Entre os árabes não havia aldeia em que não existisse pelo menos um contador de
histórias. Em algumas cidades maiores, como Cairo, Damasco ou Constantinopla, os
contadores de história se reuniam em associações, e o seu dirigente, denominado de
cheik el-madah, recebia enorme prestígio e autoridade.

Ao longo dos séculos o ato de contar histórias foi se modificando, as plataformas foram
se alterando, os mecanismos foram se adaptando às necessidades de cada povo. Porém,
a essência do que significa ouvir e contar histórias permanece. Permanece a vontade de
trocar experiências, de transmitir valores, de sensibilizar.
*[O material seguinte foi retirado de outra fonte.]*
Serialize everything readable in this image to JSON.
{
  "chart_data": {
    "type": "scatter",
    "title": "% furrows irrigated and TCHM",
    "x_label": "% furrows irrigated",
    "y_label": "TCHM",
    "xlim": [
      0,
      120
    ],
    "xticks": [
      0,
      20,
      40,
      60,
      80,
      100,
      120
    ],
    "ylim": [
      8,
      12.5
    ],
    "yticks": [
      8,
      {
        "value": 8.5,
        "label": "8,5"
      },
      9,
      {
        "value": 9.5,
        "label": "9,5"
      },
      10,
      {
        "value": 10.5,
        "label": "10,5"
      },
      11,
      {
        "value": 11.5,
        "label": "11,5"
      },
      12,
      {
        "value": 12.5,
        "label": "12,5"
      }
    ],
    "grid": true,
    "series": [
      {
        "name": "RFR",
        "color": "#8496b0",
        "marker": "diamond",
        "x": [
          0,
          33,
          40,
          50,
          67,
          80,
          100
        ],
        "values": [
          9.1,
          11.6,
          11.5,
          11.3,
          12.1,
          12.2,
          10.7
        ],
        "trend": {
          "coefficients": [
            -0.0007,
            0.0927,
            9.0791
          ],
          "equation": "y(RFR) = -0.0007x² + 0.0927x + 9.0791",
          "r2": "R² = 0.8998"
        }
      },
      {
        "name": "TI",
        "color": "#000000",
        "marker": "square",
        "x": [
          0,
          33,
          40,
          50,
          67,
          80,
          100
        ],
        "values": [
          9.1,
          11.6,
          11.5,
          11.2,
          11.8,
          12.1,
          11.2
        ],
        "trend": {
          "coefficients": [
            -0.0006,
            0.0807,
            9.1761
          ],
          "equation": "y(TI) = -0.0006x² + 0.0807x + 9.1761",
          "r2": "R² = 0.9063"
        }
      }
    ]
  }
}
A Literatura é uma dessas manifestações da arte de contar histórias. Nas páginas dos
livros compartilhamos os dramas e aventuras, dores e alegrias, vitórias e fracassos de
personagens, que embora não povoem o mundo concreto, transmitem emoções
compartilháveis por qualquer um que co-habita em seu mundo por alguns momentos.
Ao mergulhar em uma história compartilhamos a dor do outro, mesmo que nunca a
tenhamos experimentado em nossa vida cotidiana. E esse contado com o sentir o que o
outro sente desperta em nós compaixão, empatia. Também desperta um olhar crítico
sobre o mundo e as relações humanas. Nos torna, ao mesmo tempo, mais esperançosos e
céticos acerca de tudo o que nos redeia.

Cada história ouvida, lida ou compartilhada nos transforma. Modifica nossa visão de
mundo e a maneira como nos comportamos sobre determina situação. Faz com que
entendamos o mundo de uma maneira mais complexa, ampliando os horizontes e
tornando múltiplas as possibilidades de análise daquilo que nos cerca.

Em um mundo repleto de violência, em que a dor do outro não toca mais. Num
momento em que se assiste em silêncio a injustiça. No qual a morte vira estatística, e o
outro vira um problema social. Em que o semelhante representa perigo por ser diferente.

Está faltando histórias. Está faltando ouvir, ler e compartilhar narrativas, que se tornam
experiências. Está faltando compartilhar sabedoria. Está faltando se colocar no lugar do
outro, e por alguns momentos experimentar uma vida que não é a nossa. Sofrer uma dor
que não é a nossa. E assim, rememorarmos nossa identidade cultural. E assim,
aprendermos qual é a trajetória dos nossos antepassados. E assim, recordarmos o que
precisamos de verdade para viver. E assim, lembrarmos o que é ser humano.